The footage this week from Afghanistan has at least exposed the some of the problems that have resulted from this lack of critique. Not least the fact that the Commander in Chief appears unfocused on the serious questions.
Just last month the president had assured the nation that, following the withdrawal of American troops, there would be absolutely no collapse of the Afghan army or government. He said that there would be no reason to compare events with Vietnam and he even specified – in what turned out to be his worst hostage to fortune – that there would be no Saigon-like airlifting from the roof of the US embassy.
Yet all these things, and far more, occurred this week. And the footage from America’s defeat in Vietnam looks positively orderly by comparison. Afghan women trying to push their babies over barbed wire to US troops so that they will take them out. Men trying to hold onto the sides of the last planes heading out of Kabul. Bodies falling from the sky as their attempt to hold on fails thousands of feet up in the air.
What was Biden’s response to all this? It was to give a belligerent press conference explaining that all this was perfectly as it should be, and as he had expected, and that he stood by his decision. And what did Biden do after he’d just about managed to read that teleprompter script? He walked away without taking any questions. That was it. If Donald Trump had done any such thing, let alone after such a catastrophe, the US media would have declared it the work of an unaccountable dictator.
Eventually Biden did give an interview, late in the week, to George Stephanopoulos of ABC. During that interview, granted no doubt because the White House knew it would be lenient, Stephanopoulos quizzed the president as much as the protocol of the sycophants’ circle allows. As ever, it showed its limits.

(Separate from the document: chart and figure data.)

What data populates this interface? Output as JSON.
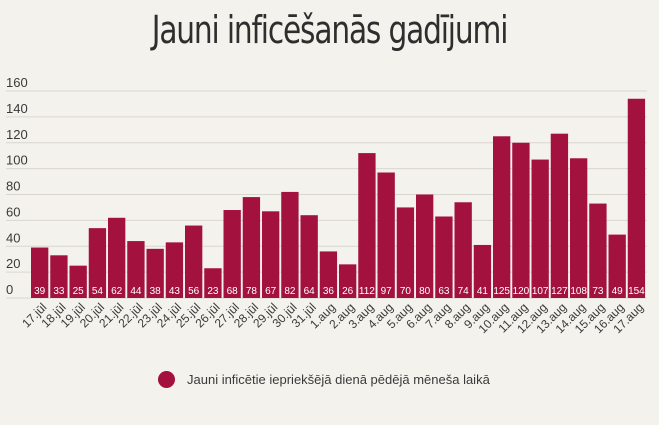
{
  "colors": {
    "bar": "#a3113f",
    "grid": "#d9d6cf",
    "background": "#f4f2ec"
  },
  "chart_data": {
    "type": "bar",
    "title": "Jauni inficēšanās gadījumi",
    "xlabel": "",
    "ylabel": "",
    "ylim": [
      0,
      160
    ],
    "yticks": [
      0,
      20,
      40,
      60,
      80,
      100,
      120,
      140,
      160
    ],
    "grid": true,
    "legend_position": "bottom",
    "categories": [
      "17.jūl",
      "18.jūl",
      "19.jūl",
      "20.jūl",
      "21.jūl",
      "22.jūl",
      "23.jūl",
      "24.jūl",
      "25.jūl",
      "26.jūl",
      "27.jūl",
      "28.jūl",
      "29.jūl",
      "30.jūl",
      "31.jūl",
      "1.aug",
      "2.aug",
      "3.aug",
      "4.aug",
      "5.aug",
      "6.aug",
      "7.aug",
      "8.aug",
      "9.aug",
      "10.aug",
      "11.aug",
      "12.aug",
      "13.aug",
      "14.aug",
      "15.aug",
      "16.aug",
      "17.aug"
    ],
    "series": [
      {
        "name": "Jauni inficētie iepriekšējā dienā pēdējā mēneša laikā",
        "values": [
          39,
          33,
          25,
          54,
          62,
          44,
          38,
          43,
          56,
          23,
          68,
          78,
          67,
          82,
          64,
          36,
          26,
          112,
          97,
          70,
          80,
          63,
          74,
          41,
          125,
          120,
          107,
          127,
          108,
          73,
          49,
          154
        ]
      }
    ]
  }
}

At one stage the interviewer asked about the footage that had come out of Afghanistan. “We’ve all seen the pictures,” he said. “We’ve seen those hundreds of people packed into a C-17. You’ve seen Afghans falling …” An angry, bug-eyed, blustering Biden interrupted his interviewer. “That was four days ago, five days ago,” he said furiously, in one of the most heartless non-sequiturs I have heard for quite some time. And what did Stephanopoulos do? Certainly, he did not do what an Andrew Neil or an Emma Barnett would have done.
Stephanopoulos didn’t even pause to notice the psychological weirdness of this reply. He did not ask what needed to be asked, which was: “What the hell does that mean? What has something happening four days ago got to do with what I’ve just asked you? Does the passage of five days make something ancient history in the fog of Biden head?”
The ABC interviewer did none of this. Instead, he asked Biden what he thought when he had seen these pictures and allowed Biden to boast that US personnel had got on top of the situation at the airport.
This is just one week in the life of Joe Biden, but you could select almost any other week in his career and find a similar soup of certainty, unknowingness, falteringness and arrogance. It is what you get when you have spent a career with a court media asking you about your choice of ice cream and reached the highest office in the land because you weren’t the other guy.
The world always gets serious again. And it just got serious on Biden’s watch and has shown something that should have been revealed during the primary season long ago: that the man who is now commander-in-chief is not remotely in command of his brief.